Press statement from an official at the Ministry of Finance
The recent decision by Moody’s to adjust Barbados’ domestic Credit rating downward coming as it is just weeks after Standard and Poors using the same information issued a review holding the country’s rating, is both disappointing and surprising.
Disappointing from the perspective that while it recognises the country’s efforts at fiscal consolidation as evidence by the initiatives taken as late as the last budget and more recently in the expenditure restraints in the 2011-12 estimates, it does not sufficiently credit these efforts in the government’s quest to reduce its fiscal deficit and ease debt burden over the medium to long term.
Equally, it is surprising because while correctly holding the foreign debt rating, it curiously ignores the very strong and liquid domestic capital market situation to claim that the system might be unable to support government’s requirements over the short to medium term.
This is clearly a speculative and unnecessary rush to judgment. The evidence is in fact to the contrary. Indeed not only have Government Instruments been eagerly accessed, but consistently oversubscribed. More importantly, the amortization profile for Government’s domestic debt portfolio is relatively smooth, with maturities mostly at the longer end of the maturity spectrum, which aids in ensuring that the domestic debt-service burden is not too onerous.

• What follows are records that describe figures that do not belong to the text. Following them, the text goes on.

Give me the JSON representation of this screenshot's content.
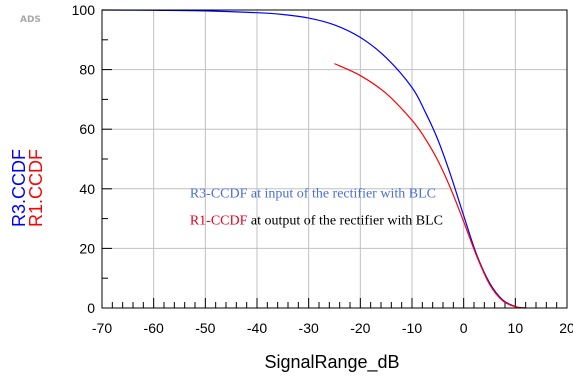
{
  "logo_text": "ADS",
  "chart_data": {
    "type": "line",
    "title": "",
    "xlabel": "SignalRange_dB",
    "ylabels": [
      "R3.CCDF",
      "R1.CCDF"
    ],
    "xlim": [
      -70,
      20
    ],
    "ylim": [
      0,
      100
    ],
    "x_ticks": [
      "-70",
      "-60",
      "-50",
      "-40",
      "-30",
      "-20",
      "-10",
      "0",
      "10",
      "20"
    ],
    "y_ticks": [
      "0",
      "20",
      "40",
      "60",
      "80",
      "100"
    ],
    "grid": true,
    "series": [
      {
        "name": "R3.CCDF",
        "color": "#0000ff",
        "x": [
          -70,
          -60,
          -50,
          -40,
          -35,
          -30,
          -25,
          -20,
          -15,
          -10,
          -7.5,
          -5,
          -2.5,
          0,
          2.5,
          5,
          7.5,
          10,
          12
        ],
        "y": [
          100,
          99.9,
          99.7,
          99.1,
          98.5,
          97.3,
          95.0,
          90.8,
          84.0,
          74.0,
          66.0,
          56.5,
          44.5,
          31.0,
          18.0,
          8.5,
          2.8,
          0.5,
          0
        ]
      },
      {
        "name": "R1.CCDF",
        "color": "#ff0000",
        "x": [
          -25,
          -20,
          -15,
          -10,
          -7.5,
          -5,
          -2.5,
          0,
          2.5,
          5,
          7.5,
          10,
          12
        ],
        "y": [
          82,
          78.0,
          72.0,
          63.0,
          57.0,
          49.5,
          40.0,
          29.0,
          17.5,
          8.0,
          2.5,
          0.4,
          0
        ]
      }
    ],
    "annotations": [
      {
        "parts": [
          {
            "text": "R3-CCDF at input of the rectifier with BLC",
            "color": "#4a6fd8"
          }
        ]
      },
      {
        "parts": [
          {
            "text": "R1-CCDF",
            "color": "#e8001c"
          },
          {
            "text": " at output of the rectifier with BLC",
            "color": "#000000"
          }
        ]
      }
    ]
  }
}
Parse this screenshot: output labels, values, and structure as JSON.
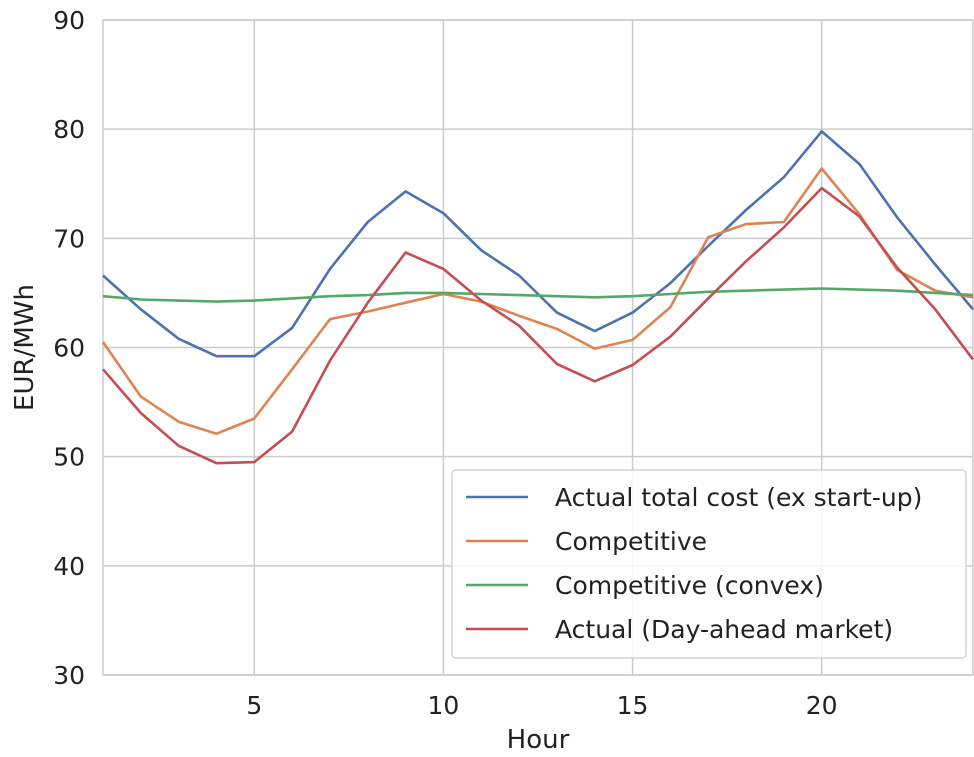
{
  "chart_data": {
    "type": "line",
    "title": "",
    "xlabel": "Hour",
    "ylabel": "EUR/MWh",
    "xlim": [
      1,
      24
    ],
    "ylim": [
      30,
      90
    ],
    "xticks": [
      5,
      10,
      15,
      20
    ],
    "yticks": [
      30,
      40,
      50,
      60,
      70,
      80,
      90
    ],
    "grid": true,
    "legend_position": "bottom-right",
    "x": [
      1,
      2,
      3,
      4,
      5,
      6,
      7,
      8,
      9,
      10,
      11,
      12,
      13,
      14,
      15,
      16,
      17,
      18,
      19,
      20,
      21,
      22,
      23,
      24
    ],
    "series": [
      {
        "name": "Actual total cost (ex start-up)",
        "color": "#4c72b0",
        "values": [
          66.6,
          63.5,
          60.8,
          59.2,
          59.2,
          61.8,
          67.2,
          71.5,
          74.3,
          72.3,
          68.9,
          66.6,
          63.2,
          61.5,
          63.2,
          65.9,
          69.3,
          72.6,
          75.6,
          79.8,
          76.8,
          71.9,
          67.6,
          63.5
        ]
      },
      {
        "name": "Competitive",
        "color": "#dd8452",
        "values": [
          60.5,
          55.5,
          53.2,
          52.1,
          53.5,
          58.0,
          62.6,
          63.3,
          64.1,
          64.9,
          64.2,
          62.9,
          61.7,
          59.9,
          60.7,
          63.7,
          70.1,
          71.3,
          71.5,
          76.4,
          72.2,
          67.1,
          65.2,
          64.6
        ]
      },
      {
        "name": "Competitive (convex)",
        "color": "#55a868",
        "values": [
          64.7,
          64.4,
          64.3,
          64.2,
          64.3,
          64.5,
          64.7,
          64.8,
          65.0,
          65.0,
          64.9,
          64.8,
          64.7,
          64.6,
          64.7,
          64.9,
          65.1,
          65.2,
          65.3,
          65.4,
          65.3,
          65.2,
          65.0,
          64.8
        ]
      },
      {
        "name": "Actual (Day-ahead market)",
        "color": "#c44e52",
        "values": [
          58.0,
          54.0,
          51.0,
          49.4,
          49.5,
          52.3,
          58.8,
          64.1,
          68.7,
          67.2,
          64.3,
          62.0,
          58.5,
          56.9,
          58.4,
          61.0,
          64.5,
          67.9,
          71.0,
          74.6,
          72.0,
          67.3,
          63.5,
          58.9
        ]
      }
    ]
  }
}
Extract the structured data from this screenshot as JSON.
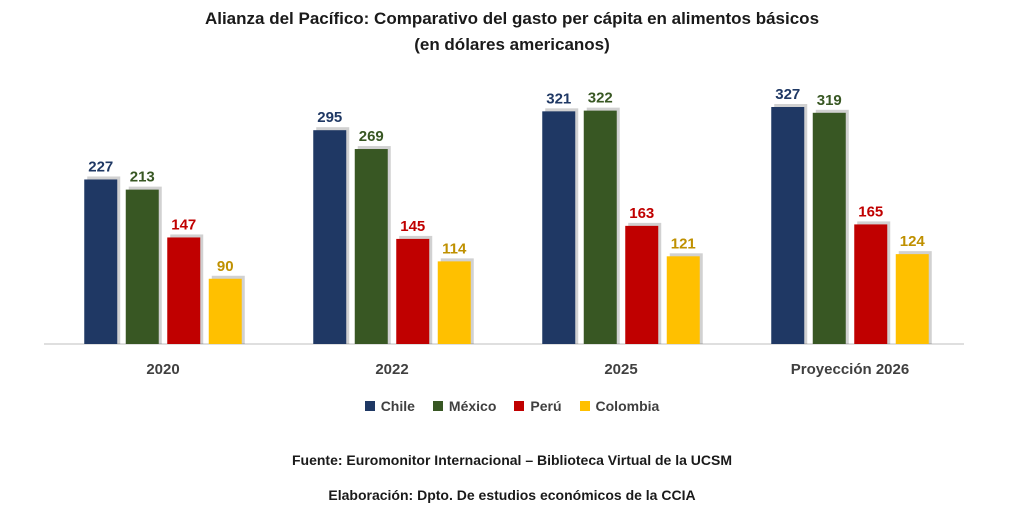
{
  "chart_data": {
    "type": "bar",
    "title_line1": "Alianza del Pacífico: Comparativo del gasto per cápita en alimentos básicos",
    "title_line2": "(en dólares americanos)",
    "categories": [
      "2020",
      "2022",
      "2025",
      "Proyección 2026"
    ],
    "series": [
      {
        "name": "Chile",
        "color": "#1F3864",
        "values": [
          227,
          295,
          321,
          327
        ]
      },
      {
        "name": "México",
        "color": "#385723",
        "values": [
          213,
          269,
          322,
          319
        ]
      },
      {
        "name": "Perú",
        "color": "#C00000",
        "values": [
          147,
          145,
          163,
          165
        ]
      },
      {
        "name": "Colombia",
        "color": "#FFC000",
        "values": [
          90,
          114,
          121,
          124
        ]
      }
    ],
    "label_colors": [
      "#1F3864",
      "#385723",
      "#C00000",
      "#BF9000"
    ],
    "ylim": [
      0,
      327
    ],
    "grid": false,
    "legend_position": "bottom"
  },
  "source_text": "Fuente: Euromonitor Internacional – Biblioteca Virtual de la UCSM",
  "elaboration_text": "Elaboración: Dpto. De estudios económicos de la CCIA"
}
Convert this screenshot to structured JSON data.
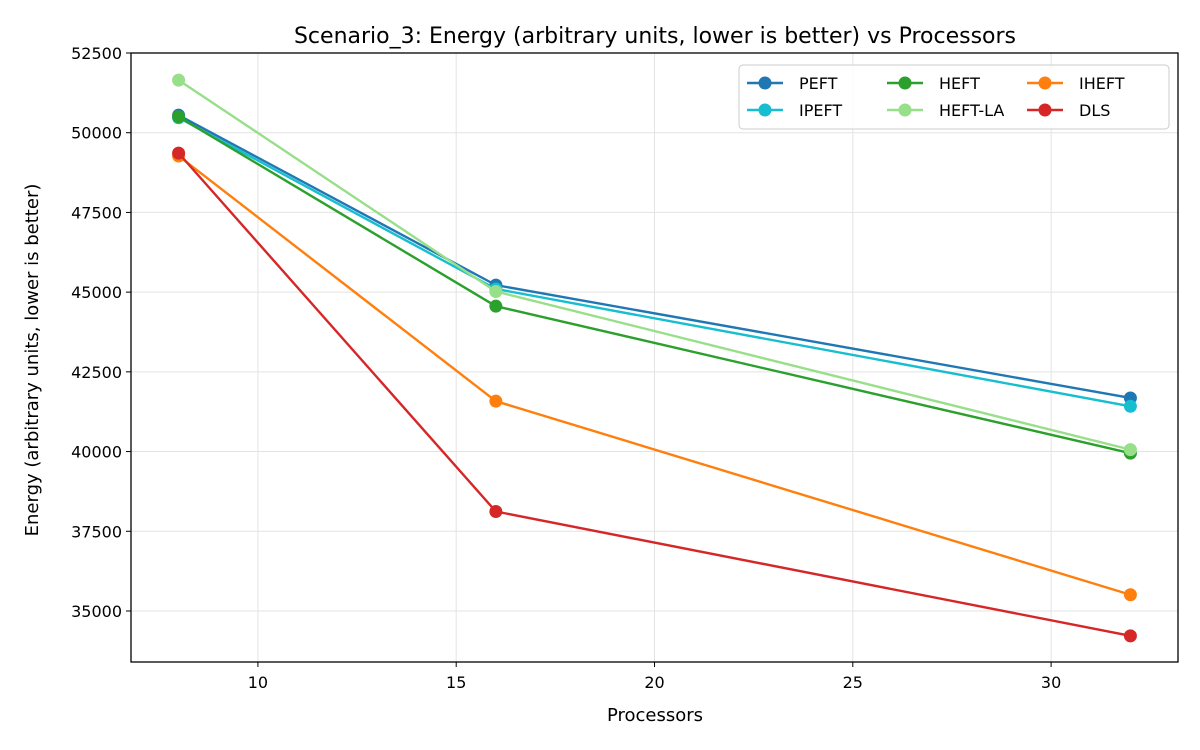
{
  "chart_data": {
    "type": "line",
    "title": "Scenario_3: Energy (arbitrary units, lower is better) vs Processors",
    "xlabel": "Processors",
    "ylabel": "Energy (arbitrary units, lower is better)",
    "xlim": [
      6.8,
      33.2
    ],
    "ylim": [
      33400,
      52500
    ],
    "xticks": [
      10,
      15,
      20,
      25,
      30
    ],
    "yticks": [
      35000,
      37500,
      40000,
      42500,
      45000,
      47500,
      50000,
      52500
    ],
    "grid": true,
    "legend_position": "top-right",
    "legend_columns": 3,
    "x": [
      8,
      16,
      32
    ],
    "series": [
      {
        "name": "PEFT",
        "color": "#1f77b4",
        "values": [
          50550,
          45220,
          41680
        ]
      },
      {
        "name": "IPEFT",
        "color": "#17becf",
        "values": [
          50470,
          45100,
          41420
        ]
      },
      {
        "name": "HEFT",
        "color": "#2ca02c",
        "values": [
          50500,
          44560,
          39950
        ]
      },
      {
        "name": "HEFT-LA",
        "color": "#98df8a",
        "values": [
          51650,
          45020,
          40060
        ]
      },
      {
        "name": "IHEFT",
        "color": "#ff7f0e",
        "values": [
          49270,
          41580,
          35510
        ]
      },
      {
        "name": "DLS",
        "color": "#d62728",
        "values": [
          49360,
          38120,
          34220
        ]
      }
    ]
  }
}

With this in mind, our government remains focus and committed to working our way out of this tough recessionary period without unraveling the social fabric and economic stability of the country by instituting unnecessary and unreasonable measures that wipe out the social gains of the country and jeopardise the clear signs of recovering which have begun to emerge in the local economy over the last few quarters and that we expect over the course of the rest of 2011. All Barbados must remain focused.